Начинали они по отдельности, объединили усилия в работе для детской труппы, но главным образом — для труппы короля в театре «Блэкфрайерс». Их совместное творчество продолжалось немногим более пяти лет. В 1613 году Бомонт женился и в том же году перенес апоплексический удар. Ему не было еще и тридцати. Умер он в один год с Шекспиром в возрасте тридцати двух лет.
Документальных свидетельств о жизни и творчестве этих двух популярнейших драматургов, происходивших из известных семей, осталось еще меньше, чем о Шекспире. Наглядная иллюстрация к тому, что вопрос, аналогичный «шекспировскому», при желании легко придумать почти для каждого драматурга той эпохи!..

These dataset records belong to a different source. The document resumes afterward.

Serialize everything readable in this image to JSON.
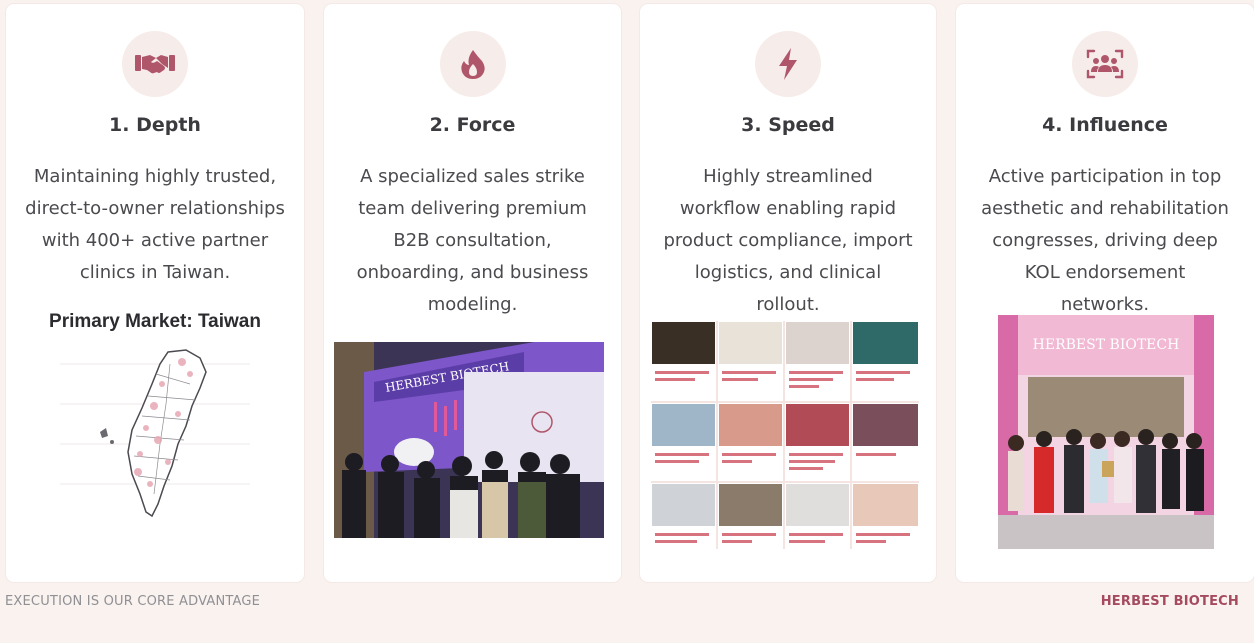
{
  "cards": [
    {
      "icon": "handshake-icon",
      "title": "1. Depth",
      "text": "Maintaining highly trusted, direct-to-owner relationships with 400+ active partner clinics in Taiwan.",
      "extra_title": "Primary Market: Taiwan"
    },
    {
      "icon": "fire-icon",
      "title": "2. Force",
      "text": "A specialized sales strike team delivering premium B2B consultation, onboarding, and business modeling.",
      "photo_sign": "HERBEST BIOTECH"
    },
    {
      "icon": "bolt-icon",
      "title": "3. Speed",
      "text": "Highly streamlined workflow enabling rapid product compliance, import logistics, and clinical rollout."
    },
    {
      "icon": "users-scan-icon",
      "title": "4. Influence",
      "text": "Active participation in top aesthetic and rehabilitation congresses, driving deep KOL endorsement networks.",
      "photo_sign": "HERBEST BIOTECH"
    }
  ],
  "footer": {
    "left": "EXECUTION IS OUR CORE ADVANTAGE",
    "right": "HERBEST BIOTECH"
  },
  "colors": {
    "accent": "#b0566a",
    "icon_bg": "#f6ecea",
    "page_bg": "#f9f2ef",
    "card_bg": "#ffffff"
  }
}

Болезнь Бомонта, вероятно, была тем обстоятельством, которое заставило Шекспира, уже попрощавшегося с театром, вернуться туда в качестве соавтора для Флетчера. Флетчер мог писать и один, как покажут десять лет, прожитые им после смерти Шекспира и Бомонта. Однако то ли он чувствовал себя увереннее, имея соавтора, то ли в труппе полагали, что его легкий и быстрый дар нуждается в большей организации…
Две последние пьесы — не без сомнений, но все-таки включаемые в шекспировский канон, — плод сотрудничества с Флетчером: «Два благородных сородича» (The Two Noble Kinsmen) и «Генрих VIII». Время написания — 1613-й, хотя «Генрих VIII», возможно, начат раньше, и тогда — независимо от болезни Бомонта?
Еще более интригующий, как всегда в случае соавторства, вопрос — о том, что же написал Шекспир, а что Флетчер. Руку Флетчера угадывают, основываясь на строгом экспертном мнении романтика Чарлза Лэма в эссе «Характеры драматических писателей, современников Шекспира».
Стиль Флетчера в сравнении с лучшими шекспировскими сценами — вялый и невыразительный. Его движение круговое, а не поступательное. Каждая строка вращается лишь по собственной орбите, не образуя с другими подобие хоровода. Флетчер мыслит медленно; его стих, хотя приятный, однообразно прерывается паузами в конце каждого; он нанизывает строку за строкой и образ за образом так, что мы ощущаем их стыки. У Шекспира же всё смешано, строка набегает на строку, фразы и метафоры перебивают друг друга; прежде чем одна идея освободилась от своей скорлупы, вторая уже проклюнулась и рвется на свободу. И еще одно бросающееся в глаза различие между Флетчером и Шекспиром — пристрастие первого к событиям невероятным и исполненным насилия.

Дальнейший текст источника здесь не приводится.